In Nicor, the court established that where a loss involves a single cause, it gives rise to a single occurrence. In Indian Harbor, the 2nd District applied that approach and found that the single cause of Rivera’s alleged Brady violations involving another insurer’s policy was an unbroken and uninterrupted continuum of events.
The city here nonetheless claimed that the slate was “wiped clean” after the first two reversals of Rivera’s convictions, so that the violations claimed in connection with the third trial in 2009 could not be deemed a continuation of his previous convictions.
Birkett disagreed, finding that the second and third trials were continuations of the wrongful prosecution, which increased Rivera’s damages but were not new injuries.
Birkett also observed that the alleged Brady violation, i.e., the concealing of evidence, took place in 1994, well before the effective dates of the policies involved here. He acknowledged that, while the Brady claim did not ripen until the exculpatory material was withheld and did not accrue until Rivera was acquitted, the law enforcement activity that caused the injury nonetheless occurred well before then.
Fifth Amendment claim
Birkett applied a similar analysis to the Fifth Amendment claim based on the forced confession. He noted that the city’s argument, and the two Westport decisions on which it was based, focused on the accrual date of a Fifth Amendment claim, instead of on the misconduct or occurrence. Here, the misconduct involving the confession took place in 1992 when the confession was forced, not in 2009, during the third trial, or in 2012 when Rivera was exonerated.
Thus, according to Birkett, the time of occurrence in insurance law is different from the time of accrual in tort law. And the time of occurrence is used to determine insurance coverage, while the time of accrual is used to determine the statute of limitations for tort purposes. This case, moreover, involved a single occurrence, which occurred long before the policies became effective.

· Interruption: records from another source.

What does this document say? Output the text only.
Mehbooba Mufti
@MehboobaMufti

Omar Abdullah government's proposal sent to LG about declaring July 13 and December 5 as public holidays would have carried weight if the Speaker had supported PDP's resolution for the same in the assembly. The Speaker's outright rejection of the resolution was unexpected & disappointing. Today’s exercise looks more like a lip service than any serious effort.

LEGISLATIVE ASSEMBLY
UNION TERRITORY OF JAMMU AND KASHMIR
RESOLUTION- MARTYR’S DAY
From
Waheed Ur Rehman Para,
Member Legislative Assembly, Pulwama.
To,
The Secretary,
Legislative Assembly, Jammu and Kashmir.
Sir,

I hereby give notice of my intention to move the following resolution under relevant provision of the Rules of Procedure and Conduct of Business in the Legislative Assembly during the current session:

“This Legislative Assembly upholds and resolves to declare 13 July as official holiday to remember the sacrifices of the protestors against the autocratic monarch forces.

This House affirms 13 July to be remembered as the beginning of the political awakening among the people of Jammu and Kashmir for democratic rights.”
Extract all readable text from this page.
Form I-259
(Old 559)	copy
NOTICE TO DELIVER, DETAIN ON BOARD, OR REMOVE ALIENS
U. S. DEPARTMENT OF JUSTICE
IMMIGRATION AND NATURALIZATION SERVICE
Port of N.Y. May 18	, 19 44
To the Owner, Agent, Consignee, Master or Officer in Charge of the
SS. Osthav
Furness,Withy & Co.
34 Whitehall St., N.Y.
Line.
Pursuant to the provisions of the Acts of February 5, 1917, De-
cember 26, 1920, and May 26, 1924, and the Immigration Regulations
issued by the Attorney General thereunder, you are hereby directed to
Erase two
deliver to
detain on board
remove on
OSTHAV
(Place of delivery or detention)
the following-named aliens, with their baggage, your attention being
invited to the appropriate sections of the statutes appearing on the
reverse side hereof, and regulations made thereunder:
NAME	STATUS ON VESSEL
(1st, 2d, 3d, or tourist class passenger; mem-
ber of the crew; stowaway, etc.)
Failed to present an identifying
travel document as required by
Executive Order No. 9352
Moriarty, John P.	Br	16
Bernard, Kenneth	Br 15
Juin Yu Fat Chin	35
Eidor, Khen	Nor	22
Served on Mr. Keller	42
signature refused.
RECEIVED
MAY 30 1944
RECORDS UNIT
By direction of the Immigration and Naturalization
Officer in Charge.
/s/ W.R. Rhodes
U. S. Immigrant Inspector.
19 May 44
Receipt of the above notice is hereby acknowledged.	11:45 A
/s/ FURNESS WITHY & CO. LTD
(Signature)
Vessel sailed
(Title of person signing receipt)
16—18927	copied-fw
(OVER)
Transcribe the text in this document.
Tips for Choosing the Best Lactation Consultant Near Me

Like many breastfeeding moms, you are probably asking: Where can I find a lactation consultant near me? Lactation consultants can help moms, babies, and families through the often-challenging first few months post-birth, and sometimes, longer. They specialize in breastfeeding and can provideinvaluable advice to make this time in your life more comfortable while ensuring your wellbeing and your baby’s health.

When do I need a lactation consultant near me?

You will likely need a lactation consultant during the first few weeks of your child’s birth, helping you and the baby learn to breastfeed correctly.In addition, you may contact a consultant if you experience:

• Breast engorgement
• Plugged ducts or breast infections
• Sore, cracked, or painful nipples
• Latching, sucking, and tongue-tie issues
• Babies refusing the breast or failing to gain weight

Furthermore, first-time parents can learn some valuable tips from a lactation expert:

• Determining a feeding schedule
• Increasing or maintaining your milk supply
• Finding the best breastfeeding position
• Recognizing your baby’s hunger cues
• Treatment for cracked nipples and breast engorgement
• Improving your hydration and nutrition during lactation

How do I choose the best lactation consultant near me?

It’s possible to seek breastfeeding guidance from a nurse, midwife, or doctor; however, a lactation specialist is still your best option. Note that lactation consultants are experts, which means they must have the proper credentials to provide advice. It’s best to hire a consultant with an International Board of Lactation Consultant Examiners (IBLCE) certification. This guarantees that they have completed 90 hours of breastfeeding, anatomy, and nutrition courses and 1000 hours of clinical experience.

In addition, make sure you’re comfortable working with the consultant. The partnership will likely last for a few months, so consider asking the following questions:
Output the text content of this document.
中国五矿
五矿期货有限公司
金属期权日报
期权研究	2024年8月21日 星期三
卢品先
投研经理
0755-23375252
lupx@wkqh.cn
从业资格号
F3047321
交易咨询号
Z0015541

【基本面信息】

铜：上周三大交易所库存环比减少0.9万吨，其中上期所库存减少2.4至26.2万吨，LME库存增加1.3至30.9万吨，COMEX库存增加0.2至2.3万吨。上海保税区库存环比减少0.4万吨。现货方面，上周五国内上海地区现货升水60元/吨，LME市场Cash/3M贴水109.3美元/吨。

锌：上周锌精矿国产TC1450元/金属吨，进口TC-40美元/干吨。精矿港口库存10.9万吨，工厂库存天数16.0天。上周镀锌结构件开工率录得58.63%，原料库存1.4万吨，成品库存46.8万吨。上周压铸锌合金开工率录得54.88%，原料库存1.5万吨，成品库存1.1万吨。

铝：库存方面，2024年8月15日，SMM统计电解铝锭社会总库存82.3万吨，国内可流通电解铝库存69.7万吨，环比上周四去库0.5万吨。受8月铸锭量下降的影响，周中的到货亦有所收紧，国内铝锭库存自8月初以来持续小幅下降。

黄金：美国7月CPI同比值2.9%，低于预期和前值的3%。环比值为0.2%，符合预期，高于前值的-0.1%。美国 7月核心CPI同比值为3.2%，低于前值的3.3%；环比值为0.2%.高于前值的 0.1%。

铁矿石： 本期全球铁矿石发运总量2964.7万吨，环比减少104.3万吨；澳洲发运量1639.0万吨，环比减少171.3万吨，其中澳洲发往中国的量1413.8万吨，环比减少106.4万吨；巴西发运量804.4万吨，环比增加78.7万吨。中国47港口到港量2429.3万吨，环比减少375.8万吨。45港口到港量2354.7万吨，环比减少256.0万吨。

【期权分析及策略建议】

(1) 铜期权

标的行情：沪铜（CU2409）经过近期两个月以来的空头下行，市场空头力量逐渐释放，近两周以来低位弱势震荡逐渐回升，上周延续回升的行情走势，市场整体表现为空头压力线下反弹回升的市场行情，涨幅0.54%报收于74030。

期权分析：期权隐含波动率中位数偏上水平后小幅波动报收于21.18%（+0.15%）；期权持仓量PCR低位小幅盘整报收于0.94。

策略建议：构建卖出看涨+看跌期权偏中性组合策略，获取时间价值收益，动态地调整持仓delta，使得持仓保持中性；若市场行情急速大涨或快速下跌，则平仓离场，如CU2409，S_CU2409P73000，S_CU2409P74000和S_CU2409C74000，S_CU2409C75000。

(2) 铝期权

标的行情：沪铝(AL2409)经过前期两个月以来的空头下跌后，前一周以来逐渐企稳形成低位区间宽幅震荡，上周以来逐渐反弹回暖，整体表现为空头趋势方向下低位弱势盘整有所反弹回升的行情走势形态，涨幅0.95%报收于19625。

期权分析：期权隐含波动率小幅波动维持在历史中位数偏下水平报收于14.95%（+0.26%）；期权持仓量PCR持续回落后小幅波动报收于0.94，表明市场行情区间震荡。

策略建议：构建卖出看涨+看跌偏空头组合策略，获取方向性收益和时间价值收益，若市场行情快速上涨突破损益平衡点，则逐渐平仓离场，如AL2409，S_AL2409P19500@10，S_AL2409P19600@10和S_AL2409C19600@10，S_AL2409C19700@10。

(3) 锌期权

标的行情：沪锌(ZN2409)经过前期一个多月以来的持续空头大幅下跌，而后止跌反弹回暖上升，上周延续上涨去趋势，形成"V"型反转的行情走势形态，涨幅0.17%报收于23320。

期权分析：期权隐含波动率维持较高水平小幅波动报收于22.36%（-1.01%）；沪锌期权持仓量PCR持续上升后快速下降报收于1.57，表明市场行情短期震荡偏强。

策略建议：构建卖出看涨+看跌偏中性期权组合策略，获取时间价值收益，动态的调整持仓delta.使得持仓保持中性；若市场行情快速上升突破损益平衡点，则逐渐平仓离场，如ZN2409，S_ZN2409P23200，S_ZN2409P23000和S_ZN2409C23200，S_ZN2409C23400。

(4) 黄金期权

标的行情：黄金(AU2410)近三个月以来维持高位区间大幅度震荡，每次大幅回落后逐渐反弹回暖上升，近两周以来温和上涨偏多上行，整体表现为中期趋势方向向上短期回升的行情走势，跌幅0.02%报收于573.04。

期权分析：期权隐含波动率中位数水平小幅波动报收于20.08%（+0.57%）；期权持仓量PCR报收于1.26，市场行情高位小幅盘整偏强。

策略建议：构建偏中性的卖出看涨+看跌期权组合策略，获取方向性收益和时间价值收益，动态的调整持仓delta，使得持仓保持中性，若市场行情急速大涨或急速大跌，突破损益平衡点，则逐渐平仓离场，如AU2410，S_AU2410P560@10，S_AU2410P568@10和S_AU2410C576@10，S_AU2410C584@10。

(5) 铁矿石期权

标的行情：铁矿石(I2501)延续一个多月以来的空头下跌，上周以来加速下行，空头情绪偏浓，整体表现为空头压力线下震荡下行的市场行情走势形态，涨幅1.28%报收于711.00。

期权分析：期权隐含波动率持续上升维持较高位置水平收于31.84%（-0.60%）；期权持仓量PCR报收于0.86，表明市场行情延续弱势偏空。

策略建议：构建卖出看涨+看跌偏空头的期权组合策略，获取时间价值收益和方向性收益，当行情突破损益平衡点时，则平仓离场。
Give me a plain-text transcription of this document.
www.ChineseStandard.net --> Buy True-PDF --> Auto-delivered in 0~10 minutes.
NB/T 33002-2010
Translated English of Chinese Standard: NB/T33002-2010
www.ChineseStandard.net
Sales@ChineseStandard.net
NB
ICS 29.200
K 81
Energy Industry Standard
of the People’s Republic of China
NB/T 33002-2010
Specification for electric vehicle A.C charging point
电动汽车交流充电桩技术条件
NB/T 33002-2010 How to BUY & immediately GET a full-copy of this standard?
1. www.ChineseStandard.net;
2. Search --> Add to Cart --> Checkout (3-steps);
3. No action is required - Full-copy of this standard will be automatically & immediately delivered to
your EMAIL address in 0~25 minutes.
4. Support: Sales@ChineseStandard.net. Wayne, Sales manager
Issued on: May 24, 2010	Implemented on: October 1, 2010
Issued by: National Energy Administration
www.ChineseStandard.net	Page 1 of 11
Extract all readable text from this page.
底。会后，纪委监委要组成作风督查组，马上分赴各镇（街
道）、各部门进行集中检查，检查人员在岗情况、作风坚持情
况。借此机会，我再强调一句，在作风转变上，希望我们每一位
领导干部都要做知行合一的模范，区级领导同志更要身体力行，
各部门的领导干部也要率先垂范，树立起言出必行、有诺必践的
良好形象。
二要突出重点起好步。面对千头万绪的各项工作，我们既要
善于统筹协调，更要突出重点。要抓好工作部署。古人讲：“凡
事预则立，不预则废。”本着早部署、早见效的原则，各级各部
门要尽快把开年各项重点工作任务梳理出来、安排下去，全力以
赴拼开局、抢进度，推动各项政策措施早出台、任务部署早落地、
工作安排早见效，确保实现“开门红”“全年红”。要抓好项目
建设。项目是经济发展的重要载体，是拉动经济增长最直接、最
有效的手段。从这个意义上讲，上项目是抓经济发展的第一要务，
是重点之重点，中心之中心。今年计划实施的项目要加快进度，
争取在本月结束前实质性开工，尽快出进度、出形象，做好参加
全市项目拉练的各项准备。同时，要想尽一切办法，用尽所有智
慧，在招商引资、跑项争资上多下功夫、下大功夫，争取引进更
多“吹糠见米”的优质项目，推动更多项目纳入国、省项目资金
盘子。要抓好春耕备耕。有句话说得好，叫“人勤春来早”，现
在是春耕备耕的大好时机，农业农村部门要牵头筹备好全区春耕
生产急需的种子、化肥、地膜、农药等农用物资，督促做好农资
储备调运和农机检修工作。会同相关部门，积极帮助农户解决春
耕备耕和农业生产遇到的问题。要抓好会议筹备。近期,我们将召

The court therefore affirmed summary judgment in favor of the insurers.
- The law enforcement liability policies involved in this case could be triggered only by an occurrence, i.e., wrongful conduct, taking place during the policy period and not by the accrual of the underlying cause of action arising from that conduct.
- A continuation of wrongful conduct over multiple policy periods presents a single cause, a single occurrence and a single trigger of coverage.